As we look forward to 2025, Thailand will likely remain a top travel destination for Malaysians. With its intricate history, beautiful beaches, mouth-watering street food, and one-of-a-kind cultural festivals, Thailand truly has it all.
But if you’re planning a getaway to the Land of Smiles next year, there’s a new cost to consider—a travel tax that all international tourists must pay, starting with air travellers.
The RM39 (approx.) travel tax: What to know before you go
Pending cabinet approval, Thailand’s Tourism and Sports Ministry may implement this RM39 (300 baht) tax on all international travellers in early 2025. This tax aims to support tourism infrastructure, environmental conservation, and medical coverage for tourists, ensuring a sustainable and secure travel experience. Rolled out in phases, the tax will first apply to air travellers, who make up 70% of foreign arrivals, and expanded to land and sea entries about six months later.

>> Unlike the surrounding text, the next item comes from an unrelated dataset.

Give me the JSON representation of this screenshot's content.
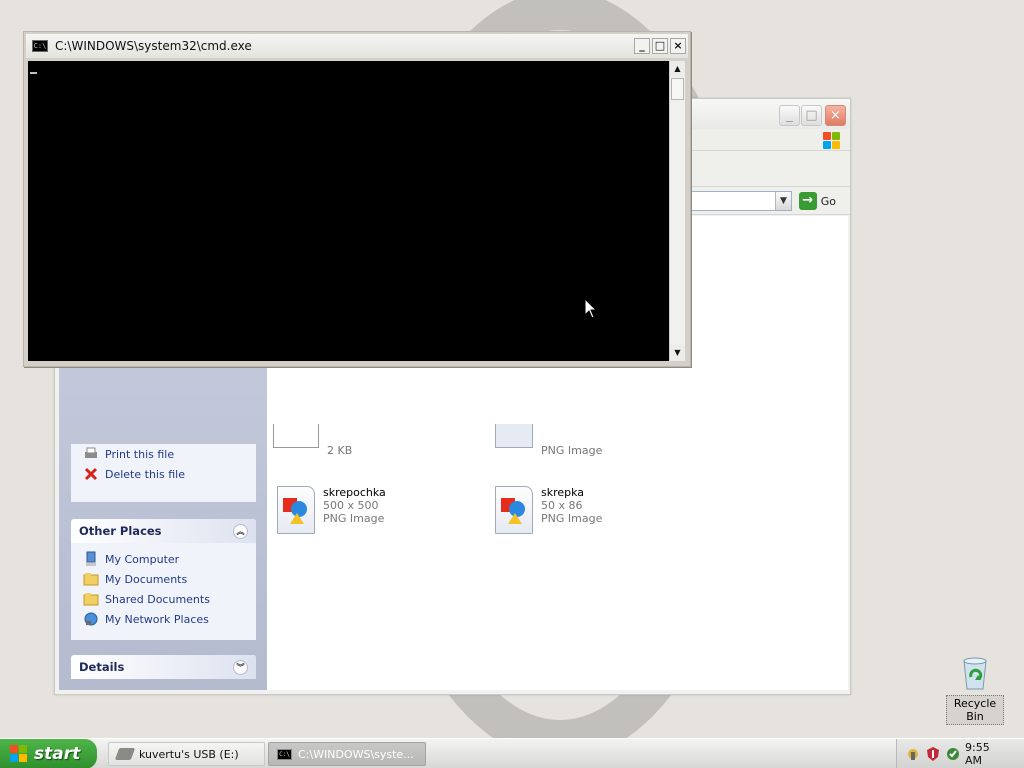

The seamless transaction system, powered by Krungthai Bank, is designed to make collection easy. At the same time, bundled travel insurance will offer up to 30 days of accident coverage, providing 1 million Thai baht for accidental death and 500,000 baht for injuries.
To ensure fairness, Thailand’s Tourism and Sports Ministry is considering a uniform 300-baht rate for all entry points rather than the previously proposed lower fee for land and sea arrivals.
How to make the payment
Travellers can make the RM39 (300 baht) payment online through a website or app, much like South Korea’s K-ETA system, which requires foreign visitors to register and pay before arrival.
Approved initially in early 2023 by Thailand’s former government, the current cabinet will revisit the plan this January. If given the green light, the online system aims to make it simple and hassle-free for tourists to settle this small fee, paving the way for a smooth start to their Thailand adventures.